Editorial: The Dillinger Escape Plan are Among the Greatest of All Time
I think when it’s all said and done, The Dillinger Escape Plan will be remembered as one of the greatest bands of all time – and possibly, the greatest punk band ever. Full stop.
Certainly for the bands my generation was weaned on, like Mastodon, Opeth, Lamb of God, Converge, Gojira, and Meshuggah, when you think about it, Dillinger were the first great one. By the time they had made Miss Machine in 2004 – the same year Leviathan and Ashes of the Wake were released – it had already been some time since they put to tape two of the greatest recordings of all time. Calculating Infinity is a rough, flowering tour-de-force, while Irony is a Dead Scene is a fleeting avant-garde masterpiece. Their early years reached an artistic peak, for them, that most bands go entire careers without achieving.
Then it got interesting.
A trio of albums – Ire Works, Option Paralysis, and One of Us is the Killer – did nothing short of completely redefine the boundaries of guitar-based music (and what I’ve heard from the upcoming Dissociation suggests that the album will continue this trend). They are such dense, mind-warping pieces of art, that I’m not sure any journalist, fan, or band has truly come to terms with just how radical, and most importantly, how personal they are. We’re talking Bobby Fischer chess; Tarantino in the ’90s; Michael Jordan’s Chicago Bulls. Their output from 2007 to the present is one of the all-time greatest runs in art history. In metal, I’m not sure any band other than Metallica in the ’80s has had a run on that level – one that relentlessly grows, redefines, and challenges itself — all while remaining true to the principles of spontaneous, free expression.
This is because, unlike basically any band ever, these guys never once took the foot off the gas pedal. They are going out on top, Michael Strahan-style. Rather than fade away, they’re doubling down on their artistic vitality. They’re leaving behind a legacy on their own terms, decisively, as we can and should expect them to. The band, and more importantly, our experience of the band, is something special, something so much more than an album or song – a flash in time.
This flash happened during a strange time in music history. In an interview with Party Smasher, Refused told Ben Weinman that because the business has completely collapsed on a financial level, the very meaning of a band has a chance to be something special, something more personal, than ever before. Many of Dillinger’s peers — like Mastodon and Lamb of God — have gone on to be absorbed into what remains of the major-label, mainstream PR world. Meanwhile, DEP occupied a strange niche where they were at once a band popular enough that the machine had to deal with them, yet were always staunchly independent, remaining on the level of their fans and supporters.

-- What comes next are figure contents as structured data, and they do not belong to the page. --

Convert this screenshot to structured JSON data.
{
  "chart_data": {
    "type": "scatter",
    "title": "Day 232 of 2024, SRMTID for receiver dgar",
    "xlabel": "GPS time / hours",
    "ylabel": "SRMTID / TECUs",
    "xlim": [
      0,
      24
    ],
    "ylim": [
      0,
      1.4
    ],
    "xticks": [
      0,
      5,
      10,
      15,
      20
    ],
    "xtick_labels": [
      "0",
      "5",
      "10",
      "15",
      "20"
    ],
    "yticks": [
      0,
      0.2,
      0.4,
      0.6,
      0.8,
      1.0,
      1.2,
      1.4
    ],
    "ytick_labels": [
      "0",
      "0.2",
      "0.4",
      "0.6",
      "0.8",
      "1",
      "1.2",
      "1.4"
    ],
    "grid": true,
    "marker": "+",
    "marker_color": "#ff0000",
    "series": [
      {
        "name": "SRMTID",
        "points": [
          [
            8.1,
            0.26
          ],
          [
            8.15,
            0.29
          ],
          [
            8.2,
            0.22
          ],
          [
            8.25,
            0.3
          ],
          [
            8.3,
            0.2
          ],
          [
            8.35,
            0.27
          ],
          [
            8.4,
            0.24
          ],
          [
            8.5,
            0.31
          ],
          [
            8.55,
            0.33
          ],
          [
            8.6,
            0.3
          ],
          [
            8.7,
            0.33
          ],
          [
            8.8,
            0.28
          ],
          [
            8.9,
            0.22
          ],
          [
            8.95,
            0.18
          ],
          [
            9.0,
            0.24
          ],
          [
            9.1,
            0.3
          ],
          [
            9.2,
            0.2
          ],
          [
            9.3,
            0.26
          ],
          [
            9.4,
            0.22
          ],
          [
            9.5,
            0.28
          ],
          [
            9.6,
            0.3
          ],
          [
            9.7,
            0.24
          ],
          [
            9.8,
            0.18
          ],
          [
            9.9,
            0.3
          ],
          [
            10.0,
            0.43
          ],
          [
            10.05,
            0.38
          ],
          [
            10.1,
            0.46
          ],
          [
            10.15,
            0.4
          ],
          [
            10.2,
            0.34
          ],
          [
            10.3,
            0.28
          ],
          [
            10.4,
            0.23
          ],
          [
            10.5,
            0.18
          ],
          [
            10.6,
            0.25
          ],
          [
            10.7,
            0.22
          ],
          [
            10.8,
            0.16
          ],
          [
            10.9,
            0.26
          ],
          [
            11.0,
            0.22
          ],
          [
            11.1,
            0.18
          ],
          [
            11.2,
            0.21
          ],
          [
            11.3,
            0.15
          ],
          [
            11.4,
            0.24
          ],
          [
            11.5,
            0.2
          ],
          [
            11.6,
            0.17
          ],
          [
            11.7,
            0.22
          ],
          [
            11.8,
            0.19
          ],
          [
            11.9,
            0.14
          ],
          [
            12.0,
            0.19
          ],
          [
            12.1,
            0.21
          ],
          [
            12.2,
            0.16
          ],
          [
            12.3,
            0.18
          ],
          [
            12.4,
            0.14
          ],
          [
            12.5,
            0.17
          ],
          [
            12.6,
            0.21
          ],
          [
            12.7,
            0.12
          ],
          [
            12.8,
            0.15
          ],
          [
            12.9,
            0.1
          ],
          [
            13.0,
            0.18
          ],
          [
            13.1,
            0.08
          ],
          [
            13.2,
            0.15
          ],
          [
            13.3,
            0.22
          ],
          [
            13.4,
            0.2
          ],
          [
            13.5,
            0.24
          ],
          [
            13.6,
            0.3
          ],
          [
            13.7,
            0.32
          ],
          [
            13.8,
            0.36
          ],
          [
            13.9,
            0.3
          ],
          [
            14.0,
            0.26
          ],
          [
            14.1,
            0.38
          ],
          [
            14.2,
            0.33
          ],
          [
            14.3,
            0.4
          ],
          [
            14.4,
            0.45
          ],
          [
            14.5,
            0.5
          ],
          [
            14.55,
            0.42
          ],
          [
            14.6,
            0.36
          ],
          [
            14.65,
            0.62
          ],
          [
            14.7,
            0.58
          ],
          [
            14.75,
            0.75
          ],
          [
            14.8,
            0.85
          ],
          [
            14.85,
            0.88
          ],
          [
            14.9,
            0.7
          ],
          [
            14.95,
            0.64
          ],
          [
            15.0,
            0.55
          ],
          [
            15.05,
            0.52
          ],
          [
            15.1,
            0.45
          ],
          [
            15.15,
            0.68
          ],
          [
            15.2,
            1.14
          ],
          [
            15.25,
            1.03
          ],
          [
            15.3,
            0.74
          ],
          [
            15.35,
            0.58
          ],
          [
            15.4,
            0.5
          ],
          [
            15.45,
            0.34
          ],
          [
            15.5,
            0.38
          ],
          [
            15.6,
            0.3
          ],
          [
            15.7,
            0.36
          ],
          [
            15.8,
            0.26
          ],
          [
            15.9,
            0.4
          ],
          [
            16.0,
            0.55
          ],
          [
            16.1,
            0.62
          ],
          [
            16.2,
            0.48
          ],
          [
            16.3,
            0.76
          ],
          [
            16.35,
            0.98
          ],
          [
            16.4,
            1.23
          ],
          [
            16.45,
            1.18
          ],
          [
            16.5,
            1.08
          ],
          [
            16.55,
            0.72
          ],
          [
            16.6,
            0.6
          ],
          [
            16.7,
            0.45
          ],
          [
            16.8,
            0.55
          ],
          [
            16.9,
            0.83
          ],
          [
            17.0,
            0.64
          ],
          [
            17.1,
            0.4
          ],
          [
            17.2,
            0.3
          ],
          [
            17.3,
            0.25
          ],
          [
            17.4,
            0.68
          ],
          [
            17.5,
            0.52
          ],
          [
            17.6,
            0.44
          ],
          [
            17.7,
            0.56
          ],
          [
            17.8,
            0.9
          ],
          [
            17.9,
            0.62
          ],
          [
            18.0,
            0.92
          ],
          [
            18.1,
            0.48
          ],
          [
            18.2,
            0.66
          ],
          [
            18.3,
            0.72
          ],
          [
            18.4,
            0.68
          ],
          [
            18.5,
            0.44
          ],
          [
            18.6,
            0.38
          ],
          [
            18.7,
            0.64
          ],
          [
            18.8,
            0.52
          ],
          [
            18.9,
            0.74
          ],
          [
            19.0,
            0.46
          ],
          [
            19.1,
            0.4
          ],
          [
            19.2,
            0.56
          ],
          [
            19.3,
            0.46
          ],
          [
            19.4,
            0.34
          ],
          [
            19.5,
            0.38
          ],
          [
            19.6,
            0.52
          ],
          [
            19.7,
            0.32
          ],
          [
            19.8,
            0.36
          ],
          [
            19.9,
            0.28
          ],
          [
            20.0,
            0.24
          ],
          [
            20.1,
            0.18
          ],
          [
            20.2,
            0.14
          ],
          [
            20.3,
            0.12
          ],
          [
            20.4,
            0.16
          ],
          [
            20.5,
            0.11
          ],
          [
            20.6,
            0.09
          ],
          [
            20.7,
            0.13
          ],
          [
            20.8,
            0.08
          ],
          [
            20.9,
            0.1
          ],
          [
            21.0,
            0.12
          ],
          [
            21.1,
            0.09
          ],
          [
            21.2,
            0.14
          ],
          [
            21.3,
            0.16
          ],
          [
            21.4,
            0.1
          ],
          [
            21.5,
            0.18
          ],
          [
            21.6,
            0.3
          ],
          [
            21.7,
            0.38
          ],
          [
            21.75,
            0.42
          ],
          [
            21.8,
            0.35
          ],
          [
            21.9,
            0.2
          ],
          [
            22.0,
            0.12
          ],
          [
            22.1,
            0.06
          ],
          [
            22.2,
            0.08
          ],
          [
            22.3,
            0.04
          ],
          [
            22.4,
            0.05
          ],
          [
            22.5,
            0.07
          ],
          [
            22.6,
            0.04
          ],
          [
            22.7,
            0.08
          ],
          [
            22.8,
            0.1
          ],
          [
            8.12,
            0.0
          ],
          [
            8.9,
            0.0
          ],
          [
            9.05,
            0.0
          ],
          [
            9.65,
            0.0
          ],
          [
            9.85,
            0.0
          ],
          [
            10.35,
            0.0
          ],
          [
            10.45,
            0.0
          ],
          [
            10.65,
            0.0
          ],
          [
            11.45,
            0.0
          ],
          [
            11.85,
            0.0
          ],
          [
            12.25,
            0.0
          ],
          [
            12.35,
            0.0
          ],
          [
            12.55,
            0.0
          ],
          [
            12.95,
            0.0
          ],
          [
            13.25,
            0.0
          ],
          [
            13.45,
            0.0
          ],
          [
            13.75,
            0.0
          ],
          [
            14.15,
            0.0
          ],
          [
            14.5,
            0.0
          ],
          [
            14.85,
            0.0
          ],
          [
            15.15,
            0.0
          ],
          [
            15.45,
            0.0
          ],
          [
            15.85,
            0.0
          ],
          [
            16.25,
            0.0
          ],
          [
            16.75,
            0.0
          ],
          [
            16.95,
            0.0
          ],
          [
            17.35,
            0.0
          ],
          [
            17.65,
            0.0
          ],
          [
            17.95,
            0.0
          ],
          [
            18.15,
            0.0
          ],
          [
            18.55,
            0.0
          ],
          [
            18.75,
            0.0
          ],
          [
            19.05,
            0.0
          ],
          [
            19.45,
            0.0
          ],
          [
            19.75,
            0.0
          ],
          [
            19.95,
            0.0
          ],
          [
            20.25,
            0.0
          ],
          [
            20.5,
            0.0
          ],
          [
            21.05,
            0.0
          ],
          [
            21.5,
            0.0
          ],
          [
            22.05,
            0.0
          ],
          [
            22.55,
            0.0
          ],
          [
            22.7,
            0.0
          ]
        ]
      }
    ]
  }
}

This point is critical. Their independence — as a business and as creators, from the expectations of what it means to be a “band” or to be “punk,” from the expectations of their followers, and from their own self-definition — has been all-encompassing. Hell, this independence even stretches to their own freaking bodies, which they’ve ravaged through years of pure-batshit stage shows — which are also the closest thing we have to the spirit of improvisation during the golden age of jazz in the ’50s. Spontaneous, but with a purpose.
In that sense, their story is truly an American one, much like their namesake. John Dillinger was a messy, chaotic, dangerous bank robber. He wasn’t the best, he wasn’t perfect, but he went out in a disgusting blaze of glory that was all his own. DEP is great because they do not question for a moment their right to do whatever the fuck they want, and whatever is right. Not what’s punk, metal, “radical,” or expected, but what must be done. They are among the few remaining champions of free expression in music. That’s rare in any art form, let alone metal and punk music. We’ve had a few of these kinds of outliers within the system, like Frank Zappa, Led Zeppelin, and King Crimson, but only a few. Even the canonized, legendary giants of punk and hardcore music never reached the consistent artistic and daring heights that Dillinger did.
To paraphrase Ben Weinman, they’ve never let the system make them its bitch. They’ve made it their bitch. In an era of copycat bands, Vitamin Water-sponsored “punk” culture, keyboard criticism, and just plain conservatism, this band were never afraid to just be themselves. On the surface, their art is completely inaccessible and possibly inane. Yet the deeper you go, down to the minutae of their rhythmic and melodic ideas, the more rewarding the music is. While every other band was dolled up real pretty, playing the same tired old riffs, headbanging in unison, half-assing their shows, and giving the same stock press shlock, the lens of expression for Dillinger only widened.
It may not be the official music history narrative – but for those who know what’s up, who were there to bear witness to something truly special, The Dillinger Escape Plan are the defining band of this generation, and of the genre. Who else even comes close?